Franck Riester, ministre délégué au commerce extérieur (gauche) et Jean-Yves Le Drian, ministre des Affaires étrangères (droite) [IAN LANGSDON/EPA]

Alors que la France continue d’émettre ses réserves pour l’accord commercial UE-Mercosur, le secrétaire d’État portugais à l’internationalisation, Eurico Brilhante Dias, en défend l’importance non seulement dans le domaine du commerce, mais aussi au niveau « géopolitique et géostratégique ».

« Si l’accord est possible, et signé par les parties, nous pensons que des avancées sont possibles, que des engagements supplémentaires, notamment en matière de durabilité, sont possibles », a-t-il déclaré lors d’une conférence numérique organisée par la présidence portugaise de l’UE mercredi (10 février).

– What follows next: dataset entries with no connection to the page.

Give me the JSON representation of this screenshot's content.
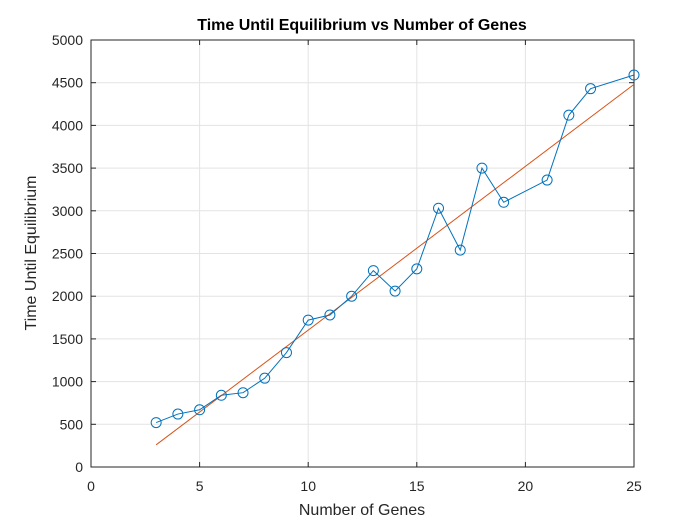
{
  "chart_data": {
    "type": "line",
    "title": "Time Until Equilibrium vs Number of Genes",
    "xlabel": "Number of Genes",
    "ylabel": "Time Until Equilibrium",
    "xlim": [
      0,
      25
    ],
    "ylim": [
      0,
      5000
    ],
    "xticks": [
      0,
      5,
      10,
      15,
      20,
      25
    ],
    "yticks": [
      0,
      500,
      1000,
      1500,
      2000,
      2500,
      3000,
      3500,
      4000,
      4500,
      5000
    ],
    "grid": true,
    "legend": "none",
    "series": [
      {
        "marker": "circle",
        "color": "#0072BD",
        "x": [
          3,
          4,
          5,
          6,
          7,
          8,
          9,
          10,
          11,
          12,
          13,
          14,
          15,
          16,
          17,
          18,
          19,
          21,
          22,
          23,
          25
        ],
        "y": [
          520,
          620,
          670,
          840,
          870,
          1040,
          1340,
          1720,
          1780,
          2000,
          2300,
          2060,
          2320,
          3030,
          2540,
          3500,
          3100,
          3360,
          4120,
          4430,
          4590
        ]
      },
      {
        "marker": "none",
        "color": "#D95319",
        "x": [
          3,
          25
        ],
        "y": [
          260,
          4480
        ]
      }
    ]
  }
}
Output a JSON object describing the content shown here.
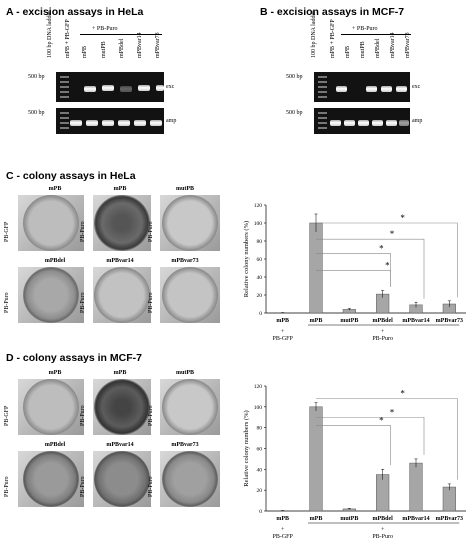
{
  "figure": {
    "sections": {
      "a": "A - excision assays in HeLa",
      "b": "B - excision assays in MCF-7",
      "c": "C - colony assays in HeLa",
      "d": "D - colony assays in MCF-7"
    },
    "gel_a": {
      "lanes": [
        "100 bp DNA ladder",
        "mPB + PB-GFP",
        "mPB",
        "mutPB",
        "mPBdel",
        "mPBvar14",
        "mPBvar73"
      ],
      "group_label": "+ PB-Puro",
      "markers": [
        "500 bp",
        "500 bp"
      ],
      "band_labels": [
        "exc",
        "amp"
      ]
    },
    "gel_b": {
      "lanes": [
        "100 bp DNA ladder",
        "mPB + PB-GFP",
        "mPB",
        "mutPB",
        "mPBdel",
        "mPBvar14",
        "mPBvar73"
      ],
      "group_label": "+ PB-Puro",
      "markers": [
        "500 bp",
        "500 bp"
      ],
      "band_labels": [
        "exc",
        "amp"
      ]
    },
    "plates_c": [
      {
        "title": "mPB",
        "side": "PB-GFP"
      },
      {
        "title": "mPB",
        "side": "PB-Puro"
      },
      {
        "title": "mutPB",
        "side": "PB-Puro"
      },
      {
        "title": "mPBdel",
        "side": "PB-Puro"
      },
      {
        "title": "mPBvar14",
        "side": "PB-Puro"
      },
      {
        "title": "mPBvar73",
        "side": "PB-Puro"
      }
    ],
    "plates_d": [
      {
        "title": "mPB",
        "side": "PB-GFP"
      },
      {
        "title": "mPB",
        "side": "PB-Puro"
      },
      {
        "title": "mutPB",
        "side": "PB-Puro"
      },
      {
        "title": "mPBdel",
        "side": "PB-Puro"
      },
      {
        "title": "mPBvar14",
        "side": "PB-Puro"
      },
      {
        "title": "mPBvar73",
        "side": "PB-Puro"
      }
    ]
  },
  "chart_data": [
    {
      "type": "bar",
      "categories": [
        "mPB",
        "mPB",
        "mutPB",
        "mPBdel",
        "mPBvar14",
        "mPBvar73"
      ],
      "values": [
        0,
        100,
        4,
        21,
        9,
        10
      ],
      "errors": [
        0.5,
        10,
        1,
        4,
        3,
        3.5
      ],
      "ylabel": "Relative colony numbers (%)",
      "ylim": [
        0,
        120
      ],
      "yticks": [
        "0",
        "20",
        "40",
        "60",
        "80",
        "100",
        "120"
      ],
      "group_labels": [
        "+",
        "PB-GFP",
        "+",
        "PB-Puro"
      ],
      "significance": [
        "*",
        "*",
        "*",
        "*"
      ],
      "grid": false
    },
    {
      "type": "bar",
      "categories": [
        "mPB",
        "mPB",
        "mutPB",
        "mPBdel",
        "mPBvar14",
        "mPBvar73"
      ],
      "values": [
        0,
        100,
        2,
        35,
        46,
        23
      ],
      "errors": [
        0.5,
        4,
        0.5,
        5,
        4,
        3
      ],
      "ylabel": "Relative colony numbers (%)",
      "ylim": [
        0,
        120
      ],
      "yticks": [
        "0",
        "20",
        "40",
        "60",
        "80",
        "100",
        "120"
      ],
      "group_labels": [
        "+",
        "PB-GFP",
        "+",
        "PB-Puro"
      ],
      "significance": [
        "*",
        "*",
        "*"
      ],
      "grid": false
    }
  ]
}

Cette déclaration intervient alors que Franck Riester, ministre français du Commerce extérieur, a rappelé la semaine dernière que la France « ne transigera pas sur les exigences que nous avons posées le 18 septembre » portant sur la « déforestation« , « la mise en œuvre de l’accord de Paris » et « le respect des normes européennes sur les produits agro-alimentaires« .

Le ministre portugais a exhorté les pays de l’UE27 à écouter « sincèrement » le côté Mercosur et à comprendre quels principes et valeurs ils veulent défendre.

Plus important encore, « cet accord avec le Mercosur a une importance géopolitique et géostratégique qui va bien au-delà du domaine du commerce », a déclaré Eurico Brilhante Dias.

Par exemple, l’accord pourrait être important pour des pays comme le Chili, la Colombie ou le Pérou, qui ne font pas partie du Mercosur et qui ont « des liens étroits avec le Pacifique« . Cela, a-t-il soutenu, pourrait ouvrir la voie à des « alliances de nature orientale ».